Organisers of a $5-million prize for former African leaders which aims to shine a spotlight on democracy and outstanding leadership again failed to find a winner after no one met the criteria.
To win the prize, set up by Sudanese telecoms tycoon Mo Ibrahim in 2006, a leader must have been a democratically elected head of state or government and left office in the past three years, serving only their constitutionally mandated term.
He or she must have shown outstanding leadership in developing their countries and lifting people out of poverty.
The seven-member prize committee did not select a winner for the 2015 award, the Mo Ibrahim Foundation said in a statement on Thursday.
Since being launched in 2006, the Ibrahim Prize has only been awarded four times – to Mozambique’s Joaquim Alberto Chissano, Botswana’s Festus Gontebanye Mogae, Cape Verde’s Pedro De Verona Rodrigues Pires and Namibia’s Hifikepunye Pohamba. South Africa’s Nelson Mandela was awarded an honorary prize in 2007.
“When we launched the prize ten years ago, we deliberately set a very high bar,” said Ibrahim, chairman of the foundation.
“We want the prize to shine a spotlight on outstanding leadership to provide role models right across society, as well as supporting laureates to continue to serve the continent by sharing their wisdom and experience.”

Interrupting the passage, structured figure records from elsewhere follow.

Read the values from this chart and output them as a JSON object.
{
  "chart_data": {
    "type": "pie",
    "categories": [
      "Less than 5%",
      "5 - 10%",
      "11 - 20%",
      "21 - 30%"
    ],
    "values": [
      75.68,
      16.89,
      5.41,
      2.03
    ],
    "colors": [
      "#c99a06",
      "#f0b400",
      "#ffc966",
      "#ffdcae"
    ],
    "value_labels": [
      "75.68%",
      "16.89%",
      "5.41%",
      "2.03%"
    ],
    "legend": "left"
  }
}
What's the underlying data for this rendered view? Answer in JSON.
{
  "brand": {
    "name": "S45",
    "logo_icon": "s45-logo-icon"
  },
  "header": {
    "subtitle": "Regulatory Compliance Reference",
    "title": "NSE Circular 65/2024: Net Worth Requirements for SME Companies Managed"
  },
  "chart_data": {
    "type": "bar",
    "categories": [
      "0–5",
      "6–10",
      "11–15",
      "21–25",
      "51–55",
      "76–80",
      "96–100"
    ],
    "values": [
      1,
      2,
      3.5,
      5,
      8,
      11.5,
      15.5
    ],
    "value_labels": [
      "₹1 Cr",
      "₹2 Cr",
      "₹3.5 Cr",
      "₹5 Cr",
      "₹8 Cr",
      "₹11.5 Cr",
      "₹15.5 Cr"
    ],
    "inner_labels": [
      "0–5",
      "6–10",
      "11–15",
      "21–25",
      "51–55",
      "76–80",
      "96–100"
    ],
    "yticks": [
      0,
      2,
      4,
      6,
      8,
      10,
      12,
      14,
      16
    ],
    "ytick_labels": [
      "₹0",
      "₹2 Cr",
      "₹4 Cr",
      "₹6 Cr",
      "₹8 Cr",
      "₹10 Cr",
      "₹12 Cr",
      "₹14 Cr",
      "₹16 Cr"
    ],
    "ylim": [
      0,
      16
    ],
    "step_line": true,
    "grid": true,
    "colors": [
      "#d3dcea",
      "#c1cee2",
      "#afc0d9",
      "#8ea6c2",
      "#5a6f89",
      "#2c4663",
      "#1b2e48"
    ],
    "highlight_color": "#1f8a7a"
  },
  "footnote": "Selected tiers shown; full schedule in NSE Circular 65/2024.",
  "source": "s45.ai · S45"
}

Although elections have become more common on a continent once better known for military coups and instability, some leaders have remained in office long beyond their mandates, often pushing through constitutional changes to hold on to power.
The winner receives $5 million over 10 years and then $200,000 a year for life, and can apply for another $200,000 a year for good causes they support.